Ironisnya, kondisi itu bukan sekadar mengganggu kenyamanan, tetapi juga telah mengancam keselamatan jiwa. Beberapa waktu lalu, seorang guru dilaporkan terjatuh akibat kondisi lingkungan sekolah yang licin dan tergenang air. Peristiwa tersebut nyaris merenggut nyawa. Kejadian itu menjadi tamparan keras bahwa fasilitas pendidikan yang layak bukan lagi kebutuhan sekunder, melainkan hak dasar yang wajib dipenuhi negara.
Lingkungan sekolah yang terus dilanda banjir membuat seluruh aktivitas pendidikan berjalan dalam keterbatasan. Pemandangan sekolah terlihat kumuh, becek, dan jauh dari kata layak sebagai tempat lahirnya generasi penerus bangsa. Jika kondisi ini terus dibiarkan tanpa penanganan serius, maka bukan hanya kualitas pendidikan yang terancam menurun, tetapi juga kesehatan para pendidik dan peserta didik ikut dipertaruhkan.
Kepala UPTD SD Negeri 11 Jeunieb, Junaidi, kepada media ini, Kamis (14/5/2026), berharap adanya perhatian nyata dari pemerintah. Menurutnya, pembangunan paving block di lingkungan sekolah serta rehabilitasi ruang belajar menjadi kebutuhan yang sangat mendesak. Kondisi bangunan sekolah yang sudah tua dan rapuh semakin memperparah situasi, sehingga dikhawatirkan dapat membahayakan keselamatan siswa maupun tenaga pendidik sewaktu-waktu.

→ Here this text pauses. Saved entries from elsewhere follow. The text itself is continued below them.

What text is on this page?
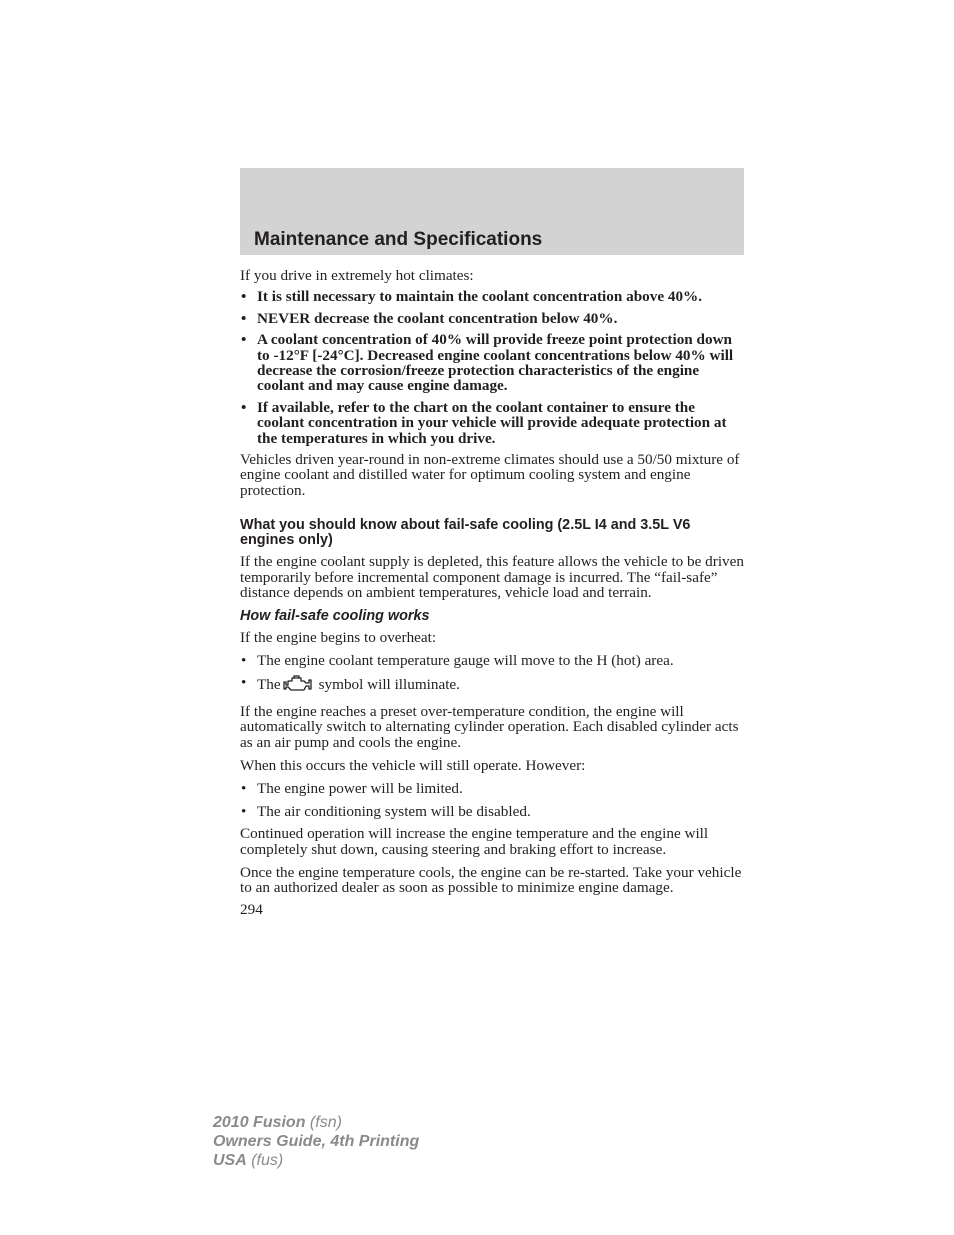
Maintenance and Specifications

If you drive in extremely hot climates:

• It is still necessary to maintain the coolant concentration above 40%.
• NEVER decrease the coolant concentration below 40%.
• A coolant concentration of 40% will provide freeze point protection down to -12°F [-24°C]. Decreased engine coolant concentrations below 40% will decrease the corrosion/freeze protection characteristics of the engine coolant and may cause engine damage.
• If available, refer to the chart on the coolant container to ensure the coolant concentration in your vehicle will provide adequate protection at the temperatures in which you drive.

Vehicles driven year-round in non-extreme climates should use a 50/50 mixture of engine coolant and distilled water for optimum cooling system and engine protection.

What you should know about fail-safe cooling (2.5L I4 and 3.5L V6 engines only)

If the engine coolant supply is depleted, this feature allows the vehicle to be driven temporarily before incremental component damage is incurred. The “fail-safe” distance depends on ambient temperatures, vehicle load and terrain.

How fail-safe cooling works

If the engine begins to overheat:

• The engine coolant temperature gauge will move to the H (hot) area.
• The	symbol will illuminate.

If the engine reaches a preset over-temperature condition, the engine will automatically switch to alternating cylinder operation. Each disabled cylinder acts as an air pump and cools the engine.

When this occurs the vehicle will still operate. However:

• The engine power will be limited.
• The air conditioning system will be disabled.

Continued operation will increase the engine temperature and the engine will completely shut down, causing steering and braking effort to increase.

Once the engine temperature cools, the engine can be re-started. Take your vehicle to an authorized dealer as soon as possible to minimize engine damage.

294
2010 Fusion (fsn)
Owners Guide, 4th Printing
USA (fus)
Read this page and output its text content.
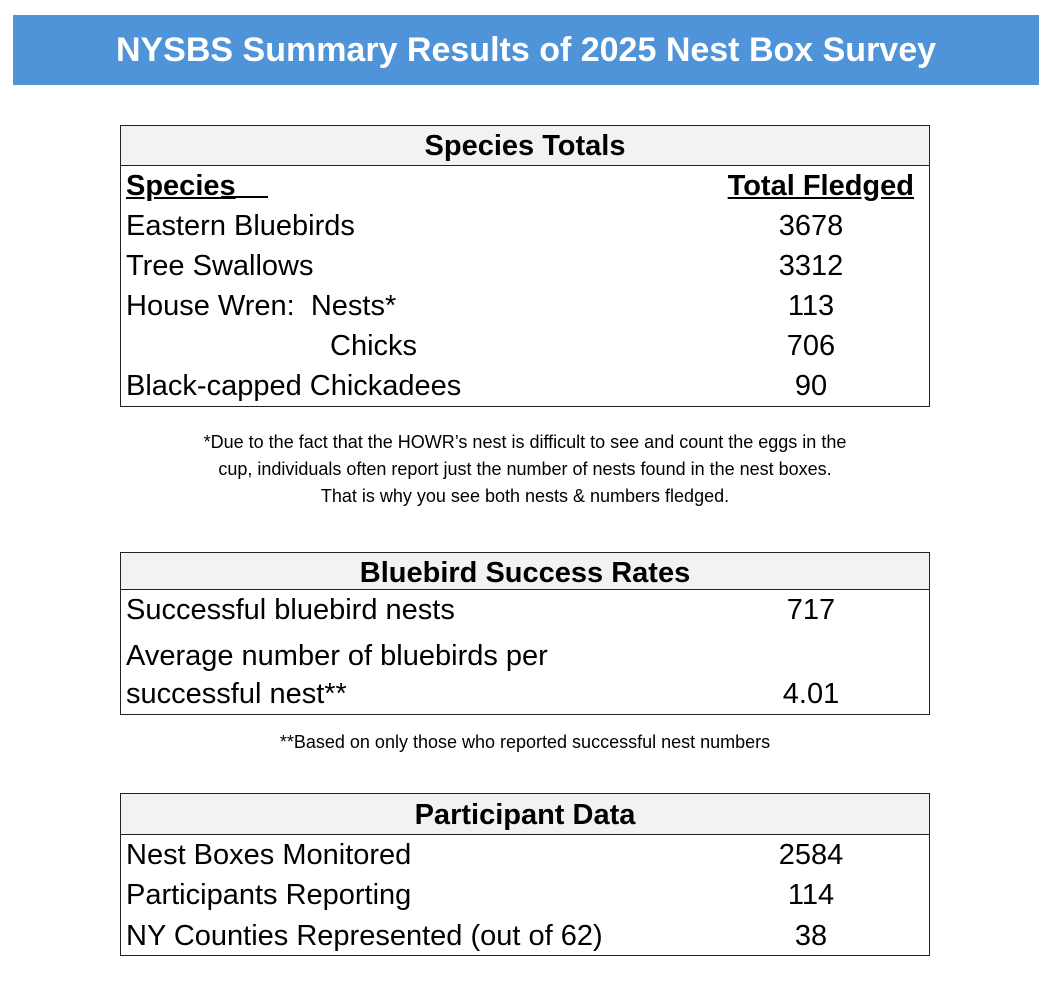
NYSBS Summary Results of 2025 Nest Box Survey
Species Totals
Species	Total Fledged
Eastern Bluebirds	3678
Tree Swallows	3312
House Wren:  Nests*	113
Chicks	706
Black-capped Chickadees	90
*Due to the fact that the HOWR’s nest is difficult to see and count the eggs in the
cup, individuals often report just the number of nests found in the nest boxes.
That is why you see both nests & numbers fledged.
Bluebird Success Rates
Successful bluebird nests	717
Average number of bluebirds per
successful nest**	4.01
**Based on only those who reported successful nest numbers
Participant Data
Nest Boxes Monitored	2584
Participants Reporting	114
NY Counties Represented (out of 62)	38
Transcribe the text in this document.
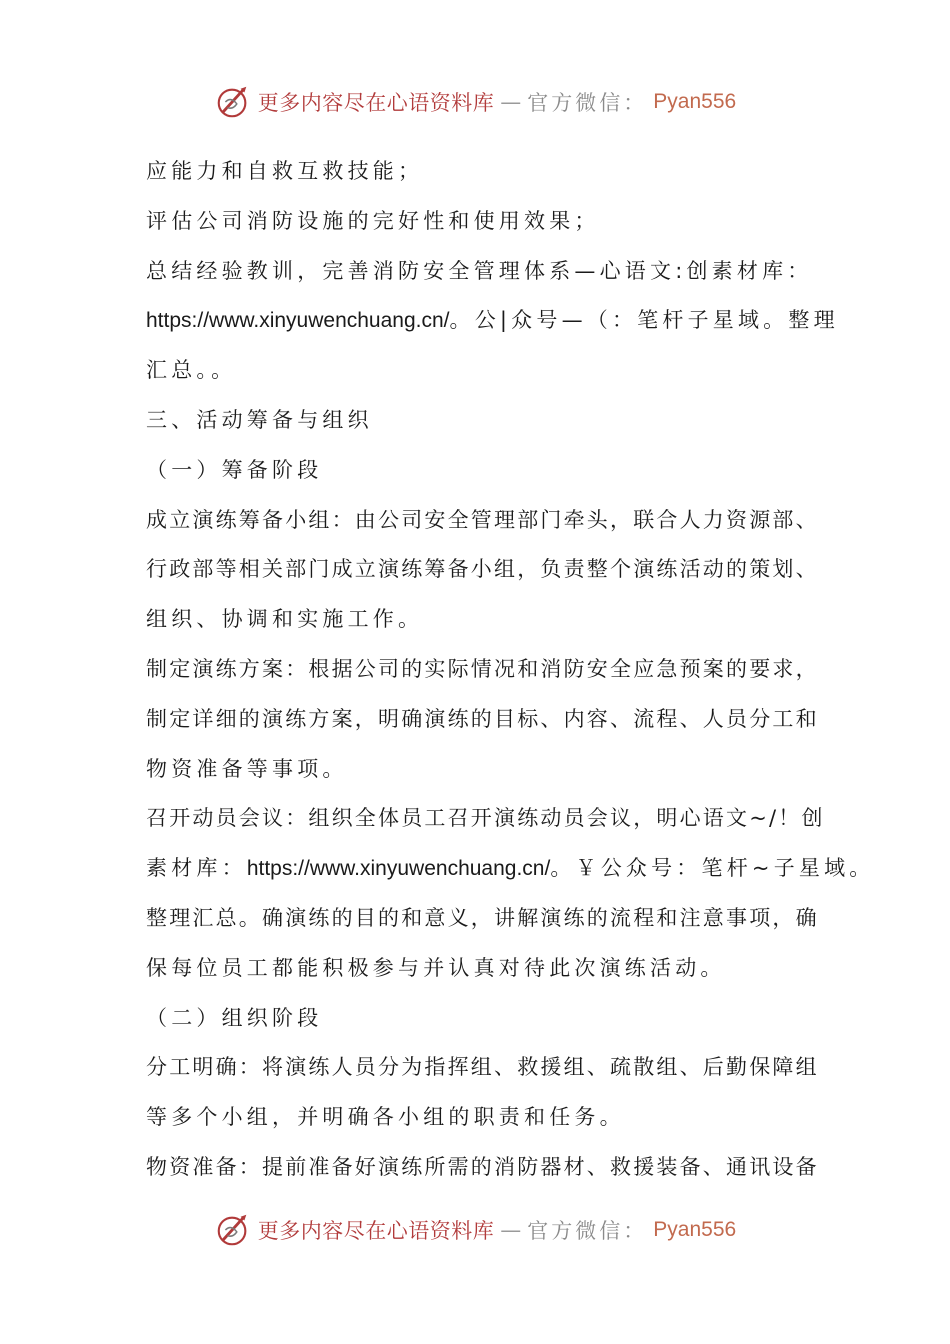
更多内容尽在心语资料库 — 官方微信： Pyan556
应能力和自救互救技能；
评估公司消防设施的完好性和使用效果；
总结经验教训，完善消防安全管理体系—心语文:创素材库：
https://www.xinyuwenchuang.cn/。公|众号—（：笔杆子星域。整理
汇总。。
三、活动筹备与组织
（一）筹备阶段
成立演练筹备小组：由公司安全管理部门牵头，联合人力资源部、
行政部等相关部门成立演练筹备小组，负责整个演练活动的策划、
组织、协调和实施工作。
制定演练方案：根据公司的实际情况和消防安全应急预案的要求，
制定详细的演练方案，明确演练的目标、内容、流程、人员分工和
物资准备等事项。
召开动员会议：组织全体员工召开演练动员会议，明心语文~/！创
素材库：https://www.xinyuwenchuang.cn/。￥公众号：笔杆~子星域。
整理汇总。确演练的目的和意义，讲解演练的流程和注意事项，确
保每位员工都能积极参与并认真对待此次演练活动。
（二）组织阶段
分工明确：将演练人员分为指挥组、救援组、疏散组、后勤保障组
等多个小组，并明确各小组的职责和任务。
物资准备：提前准备好演练所需的消防器材、救援装备、通讯设备
更多内容尽在心语资料库 — 官方微信： Pyan556
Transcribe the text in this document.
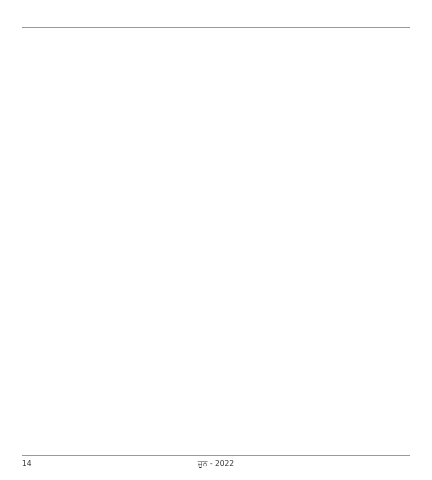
14	ਜੂਨ - 2022
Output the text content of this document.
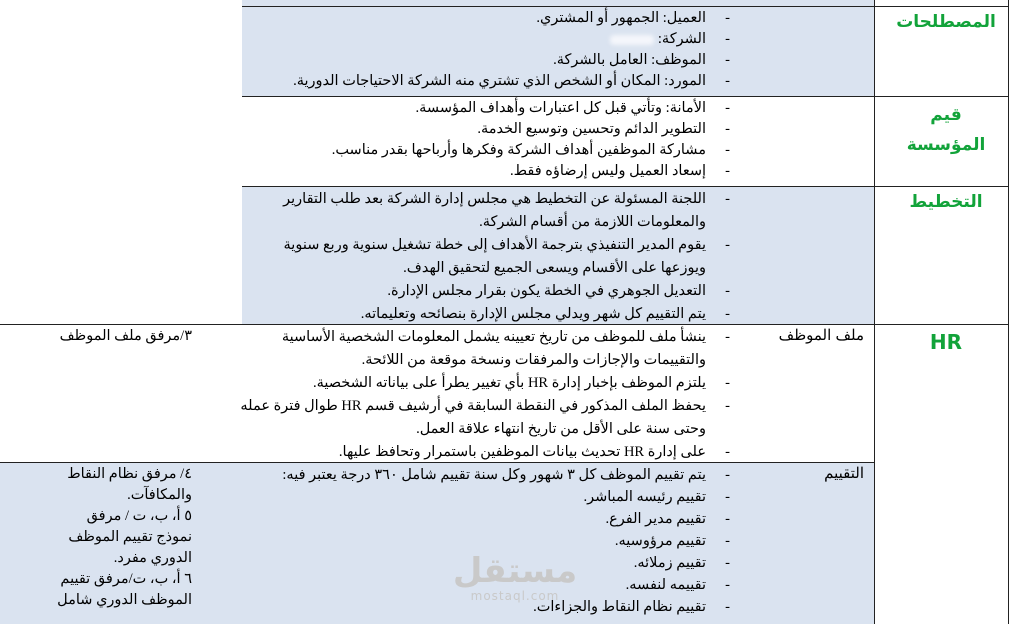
المصطلحات
قيم
المؤسسة
التخطيط
HR
ملف الموظف
التقييم
٣/مرفق ملف الموظف
٤/ مرفق نظام النقاط
والمكافآت.
٥ أ، ب، ت / مرفق
نموذج تقييم الموظف
الدوري مفرد.
٦ أ، ب، ت/مرفق تقييم
الموظف الدوري شامل
-
العميل: الجمهور أو المشتري.
-
الشركة:
-
الموظف: العامل بالشركة.
-
المورد: المكان أو الشخص الذي تشتري منه الشركة الاحتياجات الدورية.
-
الأمانة: وتأتي قبل كل اعتبارات وأهداف المؤسسة.
-
التطوير الدائم وتحسين وتوسيع الخدمة.
-
مشاركة الموظفين أهداف الشركة وفكرها وأرباحها بقدر مناسب.
-
إسعاد العميل وليس إرضاؤه فقط.
-
اللجنة المسئولة عن التخطيط هي مجلس إدارة الشركة بعد طلب التقارير
والمعلومات اللازمة من أقسام الشركة.
-
يقوم المدير التنفيذي بترجمة الأهداف إلى خطة تشغيل سنوية وربع سنوية
ويوزعها على الأقسام ويسعى الجميع لتحقيق الهدف.
-
التعديل الجوهري في الخطة يكون بقرار مجلس الإدارة.
-
يتم التقييم كل شهر ويدلي مجلس الإدارة بنصائحه وتعليماته.
-
ينشأ ملف للموظف من تاريخ تعيينه يشمل المعلومات الشخصية الأساسية
والتقييمات والإجازات والمرفقات ونسخة موقعة من اللائحة.
-
يلتزم الموظف بإخبار إدارة HR بأي تغيير يطرأ على بياناته الشخصية.
-
يحفظ الملف المذكور في النقطة السابقة في أرشيف قسم HR طوال فترة عمله
وحتى سنة على الأقل من تاريخ انتهاء علاقة العمل.
-
على إدارة HR تحديث بيانات الموظفين باستمرار وتحافظ عليها.
-
يتم تقييم الموظف كل ٣ شهور وكل سنة تقييم شامل ٣٦٠ درجة يعتبر فيه:
-
تقييم رئيسه المباشر.
-
تقييم مدير الفرع.
-
تقييم مرؤوسيه.
-
تقييم زملائه.
-
تقييمه لنفسه.
-
تقييم نظام النقاط والجزاءات.
مستقل
mostaql.com
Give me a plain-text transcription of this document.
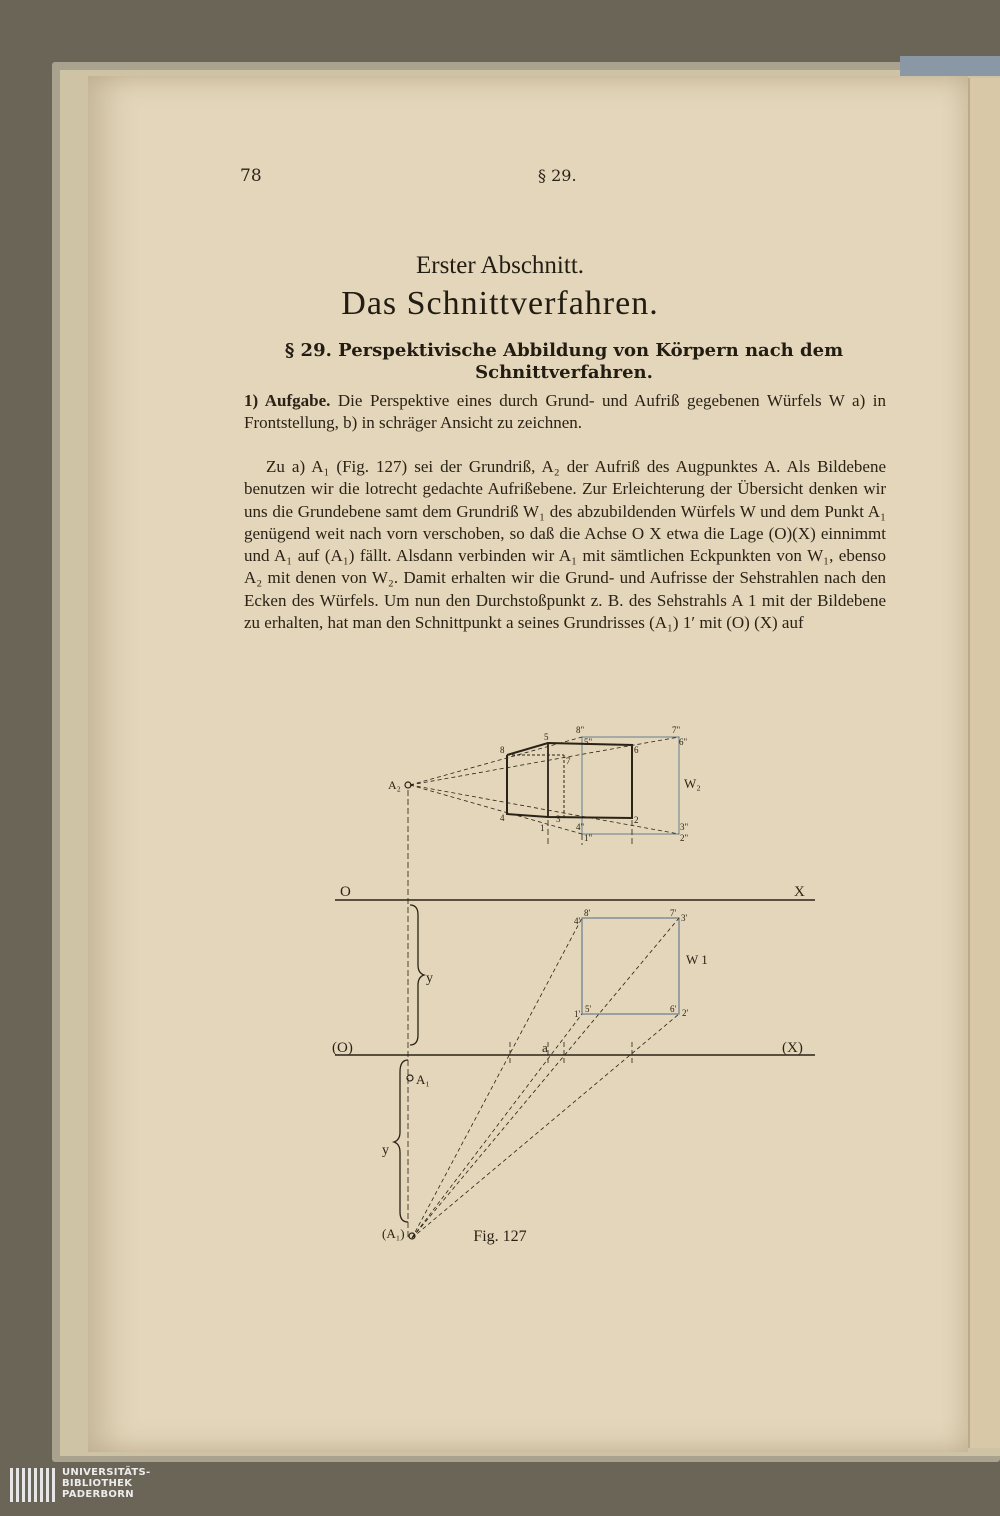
78	§ 29.
Erster Abschnitt.
Das Schnittverfahren.
§ 29. Perspektivische Abbildung von Körpern nach dem Schnittverfahren.
1) Aufgabe. Die Perspektive eines durch Grund- und Aufriß gegebenen Würfels W a) in Frontstellung, b) in schräger Ansicht zu zeichnen.
Zu a) A₁ (Fig. 127) sei der Grundriß, A₂ der Aufriß des Augpunktes A. Als Bildebene benutzen wir die lotrecht gedachte Aufrißebene. Zur Erleichterung der Übersicht denken wir uns die Grundebene samt dem Grundriß W₁ des abzubildenden Würfels W und dem Punkt A₁ genügend weit nach vorn verschoben, so daß die Achse O X etwa die Lage (O)(X) einnimmt und A₁ auf (A₁) fällt. Alsdann verbinden wir A₁ mit sämtlichen Eckpunkten von W₁, ebenso A₂ mit denen von W₂. Damit erhalten wir die Grund- und Aufrisse der Sehstrahlen nach den Ecken des Würfels. Um nun den Durchstoßpunkt z. B. des Sehstrahls A 1 mit der Bildebene zu erhalten, hat man den Schnittpunkt a seines Grundrisses (A₁) 1′ mit (O) (X) auf
O	X
(O)	(X)
A₂
A₁
(A₁)
W₂
W 1
y
y
a
8"	7"
5"	6"
3"
2"
1"
4"
8
5
7
6
4
1
3	2
8'
4'
7' 3'
5'
1'	6' 2'
Fig. 127
UNIVERSITÄTS-
BIBLIOTHEK
PADERBORN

Sudah sepantasnya UPTD SD Negeri 11 Jeunieb mendapat perhatian serius dan bantuan nyata dari pemerintah daerah maupun pihak terkait. Pendidikan tidak boleh dibiarkan tumbuh di tengah ketidaklayakan fasilitas. Bagaimana mungkin mutu dan kualitas pendidikan dapat meningkat, jika para siswa harus belajar dalam rasa takut, cemas, dan tidak nyaman setiap hari?
Sekolah bukan hanya tempat belajar membaca dan menulis. Sekolah adalah tempat menanam harapan, membangun cita-cita, dan melahirkan masa depan bangsa. Ketika sebuah sekolah dibiarkan rusak dan terbengkalai, maka yang sesungguhnya sedang dipertaruhkan adalah masa depan anak-anak negeri ini.
“Anak-anak tidak meminta gedung mewah, mereka hanya ingin tempat belajar yang aman dan layak. Karena pendidikan yang baik lahir dari kepedulian, bukan dari pembiaran.”